Dhaka building collapse: EU considering action

Bangladeshi soldiers stand in the rubble at the site of a building that collapsed Wednesday in Savar, near Dhaka, Bangladesh, 26 April 2013 Hundreds of people are still missing amid the rubble of the Rana Plaza building

The European Union has said that it is considering "appropriate action" to encourage an improvement in working conditions in Bangladesh factories.

It said its actions may include the use of its trade preference system, which gives Bangladesh duty- and quota-free access to EU markets.

The move comes after at least 382 people died when a factory collapsed on the outskirts of Dhaka last week.

The EU said it was "very concerned" about labour conditions in Bangladesh.

"The EU is presently considering appropriate action, including through the Generalised System of Preferences (GSP)... in order to incentivise responsible management of supply chains involving developing countries," EU foreign policy chief Catherine Ashton and Trade Commissioner Karel de Gucht said in a statement.

What is the GSP?

  • A formal exemption from certain World Trade Organization rules
  • It allows developed countries to give generous tariff reductions to emerging market countries
  • But they can do so without having to lower tariffs for rich countries at the same time

The disaster has provoked worldwide calls for an improvement in conditions for workers supplying the garment trade.

Retailers in Canada have agreed to develop a new set of trade guidelines.
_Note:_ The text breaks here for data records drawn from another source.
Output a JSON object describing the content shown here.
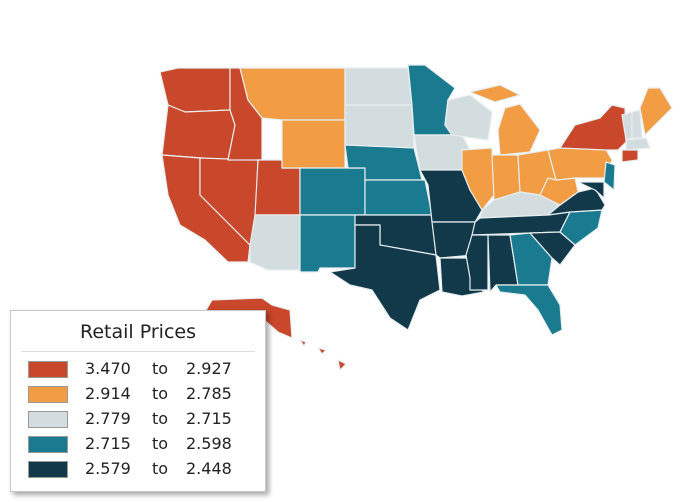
{
  "legend": {
    "title": "Retail Prices",
    "entries": [
      {
        "from": "3.470",
        "word": "to",
        "to": "2.927",
        "color": "#c9472a"
      },
      {
        "from": "2.914",
        "word": "to",
        "to": "2.785",
        "color": "#f29d44"
      },
      {
        "from": "2.779",
        "word": "to",
        "to": "2.715",
        "color": "#d3dcdf"
      },
      {
        "from": "2.715",
        "word": "to",
        "to": "2.598",
        "color": "#1a7b90"
      },
      {
        "from": "2.579",
        "word": "to",
        "to": "2.448",
        "color": "#11394a"
      }
    ]
  }
}
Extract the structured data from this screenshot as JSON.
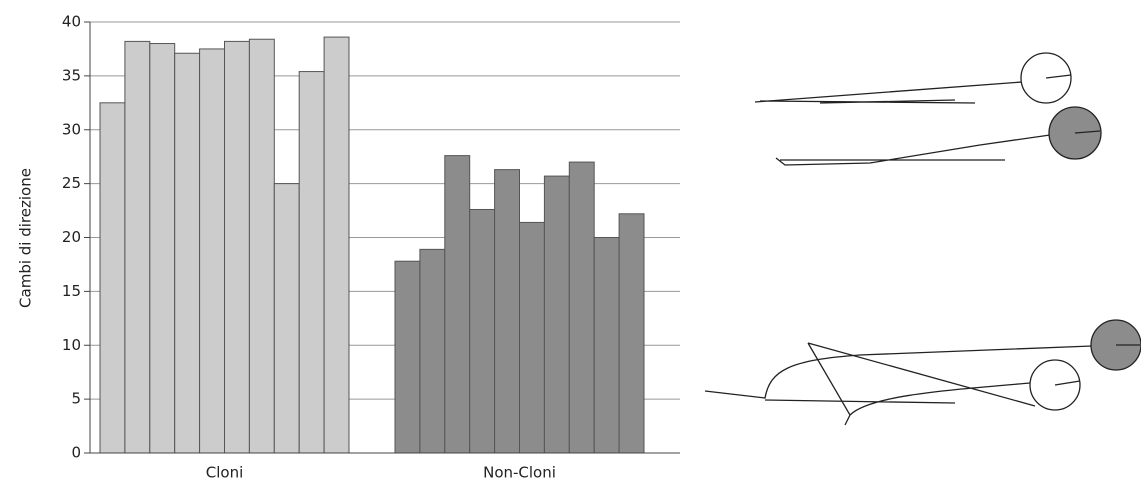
{
  "chart_data": {
    "type": "grouped-bar",
    "ylabel": "Cambi di direzione",
    "ylim": [
      0,
      40
    ],
    "yticks": [
      0,
      5,
      10,
      15,
      20,
      25,
      30,
      35,
      40
    ],
    "grid": true,
    "groups": [
      {
        "label": "Cloni",
        "color": "#cccccc",
        "values": [
          32.5,
          38.2,
          38.0,
          37.1,
          37.5,
          38.2,
          38.4,
          25.0,
          35.4,
          38.6
        ]
      },
      {
        "label": "Non-Cloni",
        "color": "#8c8c8c",
        "values": [
          17.8,
          18.9,
          27.6,
          22.6,
          26.3,
          21.4,
          25.7,
          27.0,
          20.0,
          22.2
        ]
      }
    ]
  }
}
Meanwhile clothing store chain Primark has said that it will pay compensation and offer emergency food aid to victims of the factory collapse who worked for its supplier.

Scale becoming clear

Start Quote

The sheer scale of this disaster and the alleged criminality around the building's construction is finally becoming clear to the world”

End Quote Catherine Ashton and Karel de Gucht EU

The building's owner, Mohammed Sohel Rana, has been arrested by the police.

His assets, as well as those of the owners of five factories which operated there, have been frozen.

They face allegations of negligence, illegal construction and persuading workers to enter the building, a day after visible cracks appeared.

Two engineers who reportedly approved the safety of the structure have also been detained.

Hundreds of people are still missing, with local media reporting that more than 100 families are still waiting to learn the fate of relatives who were working in the building last Wednesday.

The EU officials said they were deeply saddened by the "terrible loss of life".

"The sheer scale of this disaster and the alleged criminality around the building's construction is finally becoming clear to the world," they added.

Police clashes

Bangladesh has one of the largest garment industries in the world, with the sector making up almost 80% of the country's annual exports.

The industry provides employment to about four million people and is a key contributor to the Bangladesh economy.

Bangladesh's economy

  • A total population of some 150.4 million, 88% under the age of 55.
  • GDP in 2012 was around $110bn - the ready-made garment (RMG) industry makes up 80% of all exports, totalling more than $15bn in 2012-13 financial year.
  • About four million people are directly employed in the RMG industry, most of them women, earning an average monthly salary of roughly $40.

However, it has faced criticism over low pay and limited rights given to workers, and for the often dangerous working conditions in factories.

In November, a fire at a garment factory in a Dhaka suburb resulted in the death of at least 110 people.

On Tuesday, hundreds of garment factory workers held protests in several industrial areas on the outskirts of Dhaka against the latest building collapse and demanded the death penalty for the owner of the building.

The protests later turned violent and a number of vehicles were damaged. Police used batons to break up the crowds.

Fearing further violence, many garment factories in industrial suburbs were also shut.